Question

A mixture containing 2 moles of He and 1 mole of CH4

is taken in a closed container and made to

effuse through a small orifice of container. Then, which is the correct effused volume percentage of

He and CH4

initially, respectively :

(A) 40%, 60% (B) 20% , 80% (C) 80% , 20% (D) 60% , 40%​

Answer 1

Answer:

Molar mass of CH4=16g/mol

Molar mass of He=4

Explanation:

Graham law states

Rate of diffusion of substanceinversely relate to it molar mass

R1=He

R2=CH4

R1/R2=(M2) ^1/2/(M1)1^2

R1/R2=(16^1/2)/(4^1/2)

R1/R2=4/2

R1/R2=2/1

(C) is the correct option

Answer 2

Answer:

The rate of effused volume percentage of $He$ is $80\%$.

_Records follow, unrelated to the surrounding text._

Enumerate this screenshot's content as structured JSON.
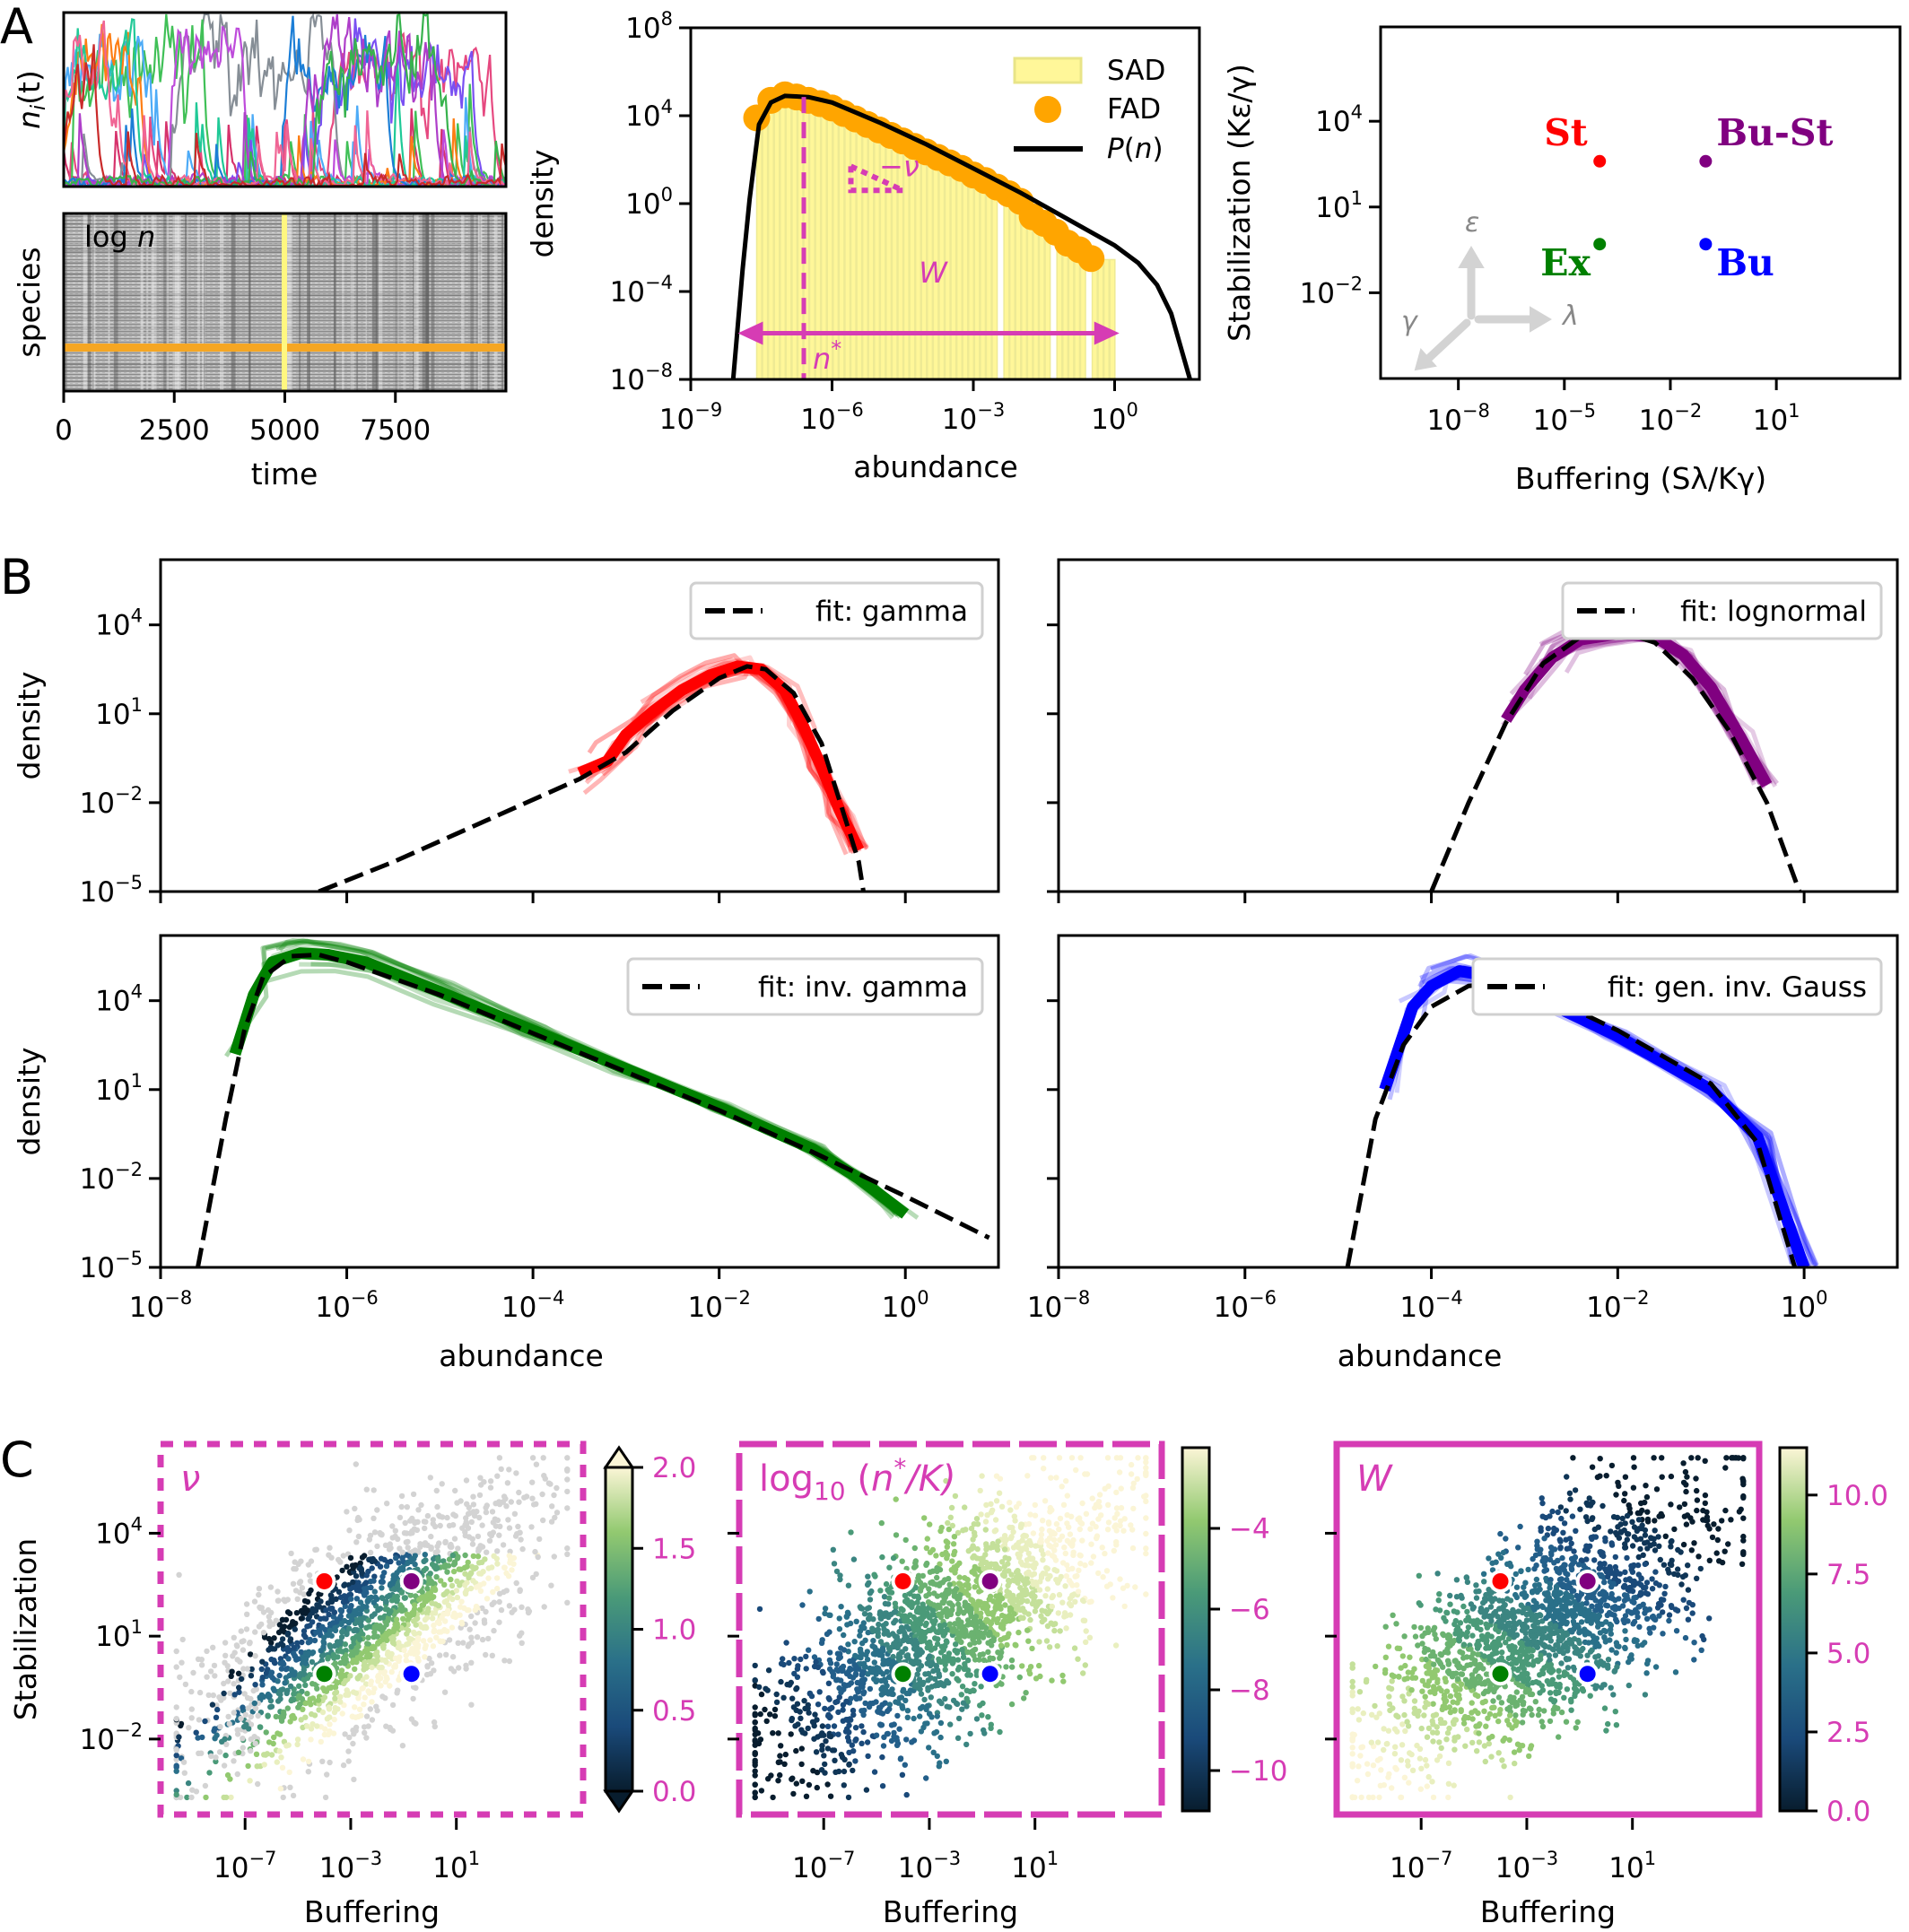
{
  "panel_letters": {
    "A": "A",
    "B": "B",
    "C": "C"
  },
  "colors": {
    "magenta": "#d63cb4",
    "sad_fill": "#fff799",
    "fad": "#ffa500",
    "St": "#ff0000",
    "Bu_St": "#800080",
    "Ex": "#008000",
    "Bu": "#0000ff",
    "heatmap_highlight_row": "#f5a623",
    "heatmap_highlight_col": "#fff780"
  },
  "chart_data": [
    {
      "id": "A-timeseries",
      "type": "line",
      "ylabel": "n_i(t)",
      "ylabel_display": [
        "n",
        "i",
        "(t)"
      ],
      "xlim": [
        0,
        10000
      ],
      "note": "many overlapping coloured species trajectories, no y tick labels",
      "series_colors": [
        "#d6336c",
        "#e64980",
        "#868e96",
        "#40c057",
        "#4dabf7",
        "#7950f2",
        "#be4bdb",
        "#fd7e14",
        "#20c997",
        "#1c7ed6",
        "#ae3ec9",
        "#f06595",
        "#37b24d",
        "#c92a2a"
      ]
    },
    {
      "id": "A-heatmap",
      "type": "heatmap",
      "annotation": "log n",
      "ylabel": "species",
      "xlabel": "time",
      "xticks": [
        0,
        2500,
        5000,
        7500
      ],
      "xtick_labels": [
        "0",
        "2500",
        "5000",
        "7500"
      ],
      "xlim": [
        0,
        10000
      ],
      "highlight_time": 5000,
      "highlight_species_fraction_from_top": 0.75
    },
    {
      "id": "A-distribution",
      "type": "bar",
      "xlabel": "abundance",
      "ylabel": "density",
      "xscale": "log",
      "yscale": "log",
      "xlim_log10": [
        -9,
        1.8
      ],
      "ylim_log10": [
        -8,
        8
      ],
      "xticks_log10": [
        -9,
        -6,
        -3,
        0
      ],
      "yticks_log10": [
        8,
        4,
        0,
        -4,
        -8
      ],
      "legend": [
        {
          "label": "SAD",
          "kind": "bar"
        },
        {
          "label": "FAD",
          "kind": "marker"
        },
        {
          "label": "P(n)",
          "kind": "line"
        }
      ],
      "legend_position": "top-right",
      "sad_bins_log10": [
        -7.6,
        0
      ],
      "fad_points": {
        "x_log10": [
          -7.6,
          -7.3,
          -7.0,
          -6.75,
          -6.5,
          -6.25,
          -6.0,
          -5.75,
          -5.5,
          -5.25,
          -5.0,
          -4.75,
          -4.5,
          -4.25,
          -4.0,
          -3.75,
          -3.5,
          -3.25,
          -3.0,
          -2.75,
          -2.5,
          -2.25,
          -2.0,
          -1.75,
          -1.5,
          -1.25,
          -1.0,
          -0.75,
          -0.5
        ],
        "y_log10": [
          3.9,
          4.7,
          4.95,
          4.85,
          4.7,
          4.55,
          4.35,
          4.1,
          3.85,
          3.6,
          3.35,
          3.1,
          2.85,
          2.6,
          2.35,
          2.1,
          1.85,
          1.6,
          1.3,
          1.05,
          0.75,
          0.45,
          0.1,
          -0.6,
          -0.9,
          -1.3,
          -1.8,
          -2.1,
          -2.5
        ]
      },
      "pn_curve": {
        "x_log10": [
          -8.1,
          -7.9,
          -7.75,
          -7.55,
          -7.3,
          -7.0,
          -6.5,
          -6.0,
          -5.0,
          -4.0,
          -3.0,
          -2.0,
          -1.0,
          0.0,
          0.5,
          0.9,
          1.2,
          1.4,
          1.6
        ],
        "y_log10": [
          -8,
          -3,
          0.2,
          3.6,
          4.6,
          4.9,
          4.85,
          4.6,
          3.7,
          2.7,
          1.6,
          0.5,
          -0.7,
          -1.9,
          -2.7,
          -3.7,
          -5.0,
          -6.5,
          -8
        ]
      },
      "annotations": {
        "n_star_log10": -6.6,
        "n_star_label": "n*",
        "slope_label": "−ν",
        "W_label": "W",
        "W_range_log10": [
          -8,
          0.1
        ]
      }
    },
    {
      "id": "A-phase",
      "type": "scatter",
      "xlabel": "Buffering (Sλ/Kγ)",
      "ylabel": "Stabilization (Kε/γ)",
      "xscale": "log",
      "yscale": "log",
      "xticks_log10": [
        -8,
        -5,
        -2,
        1
      ],
      "yticks_log10": [
        4,
        1,
        -2
      ],
      "xlim_log10": [
        -10.2,
        4.5
      ],
      "ylim_log10": [
        -5.0,
        7.3
      ],
      "points": [
        {
          "label": "St",
          "x_log10": -4,
          "y_log10": 2.6,
          "color": "#ff0000"
        },
        {
          "label": "Bu-St",
          "x_log10": -1,
          "y_log10": 2.6,
          "color": "#800080"
        },
        {
          "label": "Ex",
          "x_log10": -4,
          "y_log10": -0.3,
          "color": "#008000"
        },
        {
          "label": "Bu",
          "x_log10": -1,
          "y_log10": -0.3,
          "color": "#0000ff"
        }
      ],
      "arrow_labels": {
        "up": "ε",
        "right": "λ",
        "down_left": "γ"
      }
    },
    {
      "id": "B-gamma",
      "type": "line",
      "ylabel": "density",
      "xscale": "log",
      "yscale": "log",
      "xlim_log10": [
        -8,
        1
      ],
      "ylim_log10": [
        -5,
        6.2
      ],
      "yticks_log10": [
        4,
        1,
        -2,
        -5
      ],
      "xticks_log10": [
        -8,
        -6,
        -4,
        -2,
        0
      ],
      "legend": "fit: gamma",
      "legend_position": "top-right",
      "color": "#ff0000",
      "main_series": {
        "x_log10": [
          -3.5,
          -3.2,
          -3.0,
          -2.7,
          -2.4,
          -2.1,
          -1.8,
          -1.55,
          -1.3,
          -1.1,
          -0.9,
          -0.7,
          -0.5
        ],
        "y_log10": [
          -1.0,
          -0.6,
          0.3,
          1.1,
          1.8,
          2.3,
          2.6,
          2.5,
          1.8,
          0.6,
          -0.8,
          -2.3,
          -3.6
        ]
      },
      "fit": {
        "x_log10": [
          -6.3,
          -5.5,
          -4.5,
          -3.5,
          -3.0,
          -2.5,
          -2.0,
          -1.7,
          -1.5,
          -1.2,
          -0.9,
          -0.7,
          -0.5,
          -0.45
        ],
        "y_log10": [
          -5,
          -4.0,
          -2.6,
          -1.2,
          -0.3,
          1.1,
          2.2,
          2.6,
          2.5,
          1.7,
          0.0,
          -2.0,
          -4.0,
          -5.0
        ]
      }
    },
    {
      "id": "B-lognormal",
      "type": "line",
      "xscale": "log",
      "yscale": "log",
      "xlim_log10": [
        -8,
        1
      ],
      "ylim_log10": [
        -5,
        6.2
      ],
      "legend": "fit: lognormal",
      "legend_position": "top-right",
      "color": "#800080",
      "main_series": {
        "x_log10": [
          -3.2,
          -3.0,
          -2.7,
          -2.4,
          -2.0,
          -1.6,
          -1.3,
          -1.0,
          -0.7,
          -0.4
        ],
        "y_log10": [
          0.8,
          1.8,
          2.9,
          3.5,
          3.7,
          3.6,
          3.0,
          1.9,
          0.3,
          -1.4
        ]
      },
      "fit": {
        "x_log10": [
          -4.0,
          -3.6,
          -3.2,
          -2.8,
          -2.4,
          -2.0,
          -1.6,
          -1.2,
          -0.8,
          -0.4,
          -0.05
        ],
        "y_log10": [
          -5,
          -2.0,
          0.7,
          2.7,
          3.6,
          3.8,
          3.4,
          2.2,
          0.4,
          -2.0,
          -5.0
        ]
      }
    },
    {
      "id": "B-inv-gamma",
      "type": "line",
      "ylabel": "density",
      "xlabel": "abundance",
      "xscale": "log",
      "yscale": "log",
      "xlim_log10": [
        -8,
        1
      ],
      "ylim_log10": [
        -5,
        6.2
      ],
      "yticks_log10": [
        4,
        1,
        -2,
        -5
      ],
      "xticks_log10": [
        -8,
        -6,
        -4,
        -2,
        0
      ],
      "legend": "fit: inv. gamma",
      "legend_position": "top-right",
      "color": "#008000",
      "main_series": {
        "x_log10": [
          -7.2,
          -7.0,
          -6.8,
          -6.5,
          -6.2,
          -5.8,
          -5.0,
          -4.0,
          -3.0,
          -2.0,
          -1.0,
          -0.5,
          0.0
        ],
        "y_log10": [
          2.2,
          4.2,
          5.3,
          5.6,
          5.55,
          5.3,
          4.3,
          3.0,
          1.7,
          0.4,
          -1.0,
          -2.0,
          -3.2
        ]
      },
      "fit": {
        "x_log10": [
          -7.6,
          -7.3,
          -7.1,
          -6.9,
          -6.6,
          -6.3,
          -6.0,
          -5.0,
          -4.0,
          -3.0,
          -2.0,
          -1.0,
          0.0,
          0.9
        ],
        "y_log10": [
          -5,
          0.0,
          3.0,
          4.8,
          5.5,
          5.55,
          5.3,
          4.2,
          2.9,
          1.6,
          0.3,
          -1.1,
          -2.6,
          -4.0
        ]
      }
    },
    {
      "id": "B-gen-inv-gauss",
      "type": "line",
      "xlabel": "abundance",
      "xscale": "log",
      "yscale": "log",
      "xlim_log10": [
        -8,
        1
      ],
      "ylim_log10": [
        -5,
        6.2
      ],
      "xticks_log10": [
        -8,
        -6,
        -4,
        -2,
        0
      ],
      "legend": "fit: gen. inv. Gauss",
      "legend_position": "top-right",
      "color": "#0000ff",
      "main_series": {
        "x_log10": [
          -4.5,
          -4.2,
          -4.0,
          -3.7,
          -3.3,
          -3.0,
          -2.0,
          -1.0,
          -0.5,
          0.0
        ],
        "y_log10": [
          1.0,
          3.8,
          4.5,
          5.0,
          4.8,
          4.3,
          2.8,
          1.0,
          -0.6,
          -5.0
        ]
      },
      "fit": {
        "x_log10": [
          -4.9,
          -4.6,
          -4.3,
          -4.0,
          -3.6,
          -3.2,
          -2.8,
          -2.0,
          -1.0,
          -0.5,
          -0.1
        ],
        "y_log10": [
          -5,
          0.0,
          2.5,
          3.8,
          4.5,
          4.6,
          4.2,
          3.0,
          1.2,
          -0.8,
          -5.0
        ]
      }
    },
    {
      "id": "C-nu",
      "type": "scatter",
      "label": "ν",
      "xlabel": "Buffering",
      "ylabel": "Stabilization",
      "xticks_log10": [
        -7,
        -3,
        1
      ],
      "yticks_log10": [
        4,
        1,
        -2
      ],
      "colorbar": {
        "ticks": [
          "0.0",
          "0.5",
          "1.0",
          "1.5",
          "2.0"
        ],
        "range": [
          0,
          2
        ],
        "extend": "both"
      },
      "frame_style": "dotted",
      "landmarks": [
        "St",
        "Bu-St",
        "Ex",
        "Bu"
      ]
    },
    {
      "id": "C-log-nstar",
      "type": "scatter",
      "label": "log10(n*/K)",
      "label_parts": [
        "log",
        "10",
        "(",
        "n",
        "*",
        "/K)"
      ],
      "xlabel": "Buffering",
      "xticks_log10": [
        -7,
        -3,
        1
      ],
      "colorbar": {
        "ticks": [
          "−4",
          "−6",
          "−8",
          "−10"
        ],
        "range": [
          -11,
          -2
        ]
      },
      "frame_style": "dashed",
      "landmarks": [
        "St",
        "Bu-St",
        "Ex",
        "Bu"
      ]
    },
    {
      "id": "C-W",
      "type": "scatter",
      "label": "W",
      "xlabel": "Buffering",
      "xticks_log10": [
        -7,
        -3,
        1
      ],
      "colorbar": {
        "ticks": [
          "10.0",
          "7.5",
          "5.0",
          "2.5",
          "0.0"
        ],
        "range": [
          0,
          11.5
        ]
      },
      "frame_style": "solid",
      "landmarks": [
        "St",
        "Bu-St",
        "Ex",
        "Bu"
      ]
    }
  ]
}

The rate of effused volume percentage of $CH_{4}$ is $20\%$.

Therefore, option c) $80\%, 20\%$ is correct.

Explanation:

Given,

The number of moles of $He$, $n_{1}$ = $2 moles$

The number of moles of $CH_{4}$, $n_{2}$ = $1mole$

The effused volume percentage rate of $He$?

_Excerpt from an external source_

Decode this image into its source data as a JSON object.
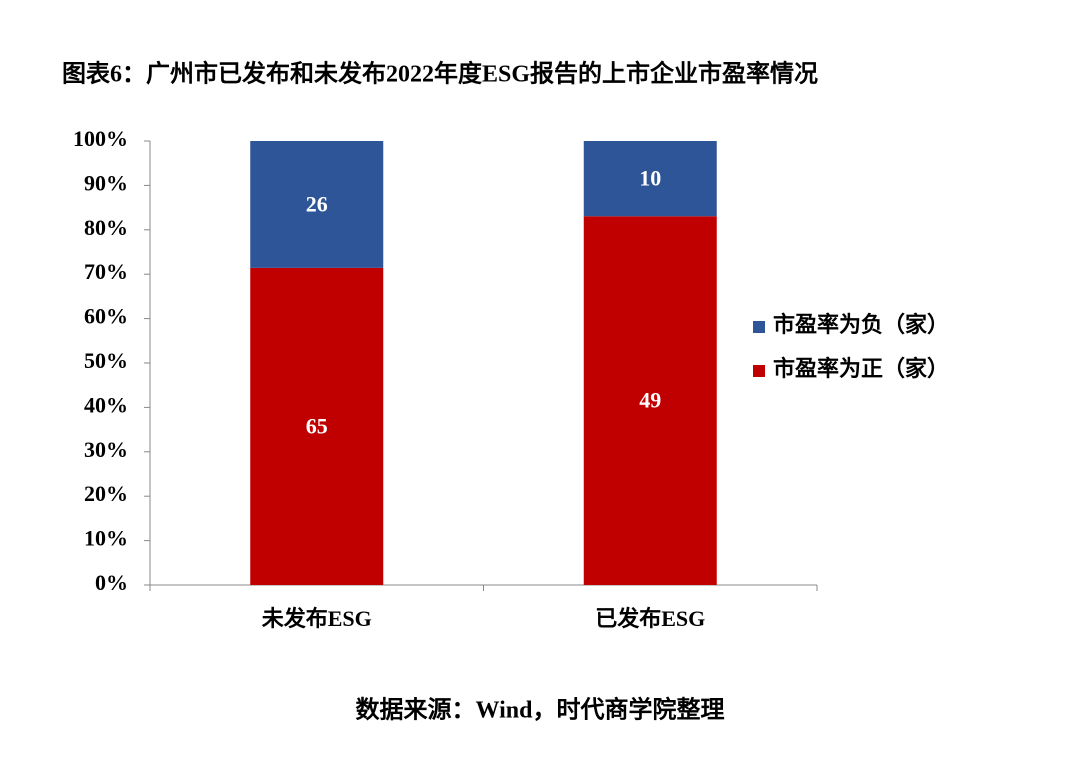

The effused volume percentage rate of $CH_{4}$?

Now,

• Let the effusion rate of $He$ = $R_{1}$
• Let the effusion rate of $CH_{4}$ = $R_{2}$

Also,

• The molar mass of $He$, $M_{1}$ = $4g/mol$
• The molar mass of $CH_{4}$, $M_{2}$ = $16g/mol$

As we know,

• The rate of effusion of the gases is directly proportional to the moles of the gases and inversely proportional to the square root of their molar mass.

Therefore,

• $\frac{R_{1} }{R_{2} }= \frac{n_{1} }{n_{2} } \sqrt{\frac{M_{2} }{M_{1} } }$

After putting all the values in the equation, we get:

• $\frac{R_{1} }{R_{2} }= \frac{2 }{1 } \sqrt{\frac{16 }{4} }$
• $\frac{R_{1} }{R_{2} }= \frac{4}{1}$

The ratio of the effusion rate of $He:CH_{4}$ is $4:1$.

Now, the total effused volume rate is $5$.

Hence, the rate of effused volume percentage of $He$ = $\frac{4}{5}\times 100$ = $80\%$.

And the rate of effused volume percentage of $CH_{4}$ = $\frac{1}{5}\times 100$ = $20\%$.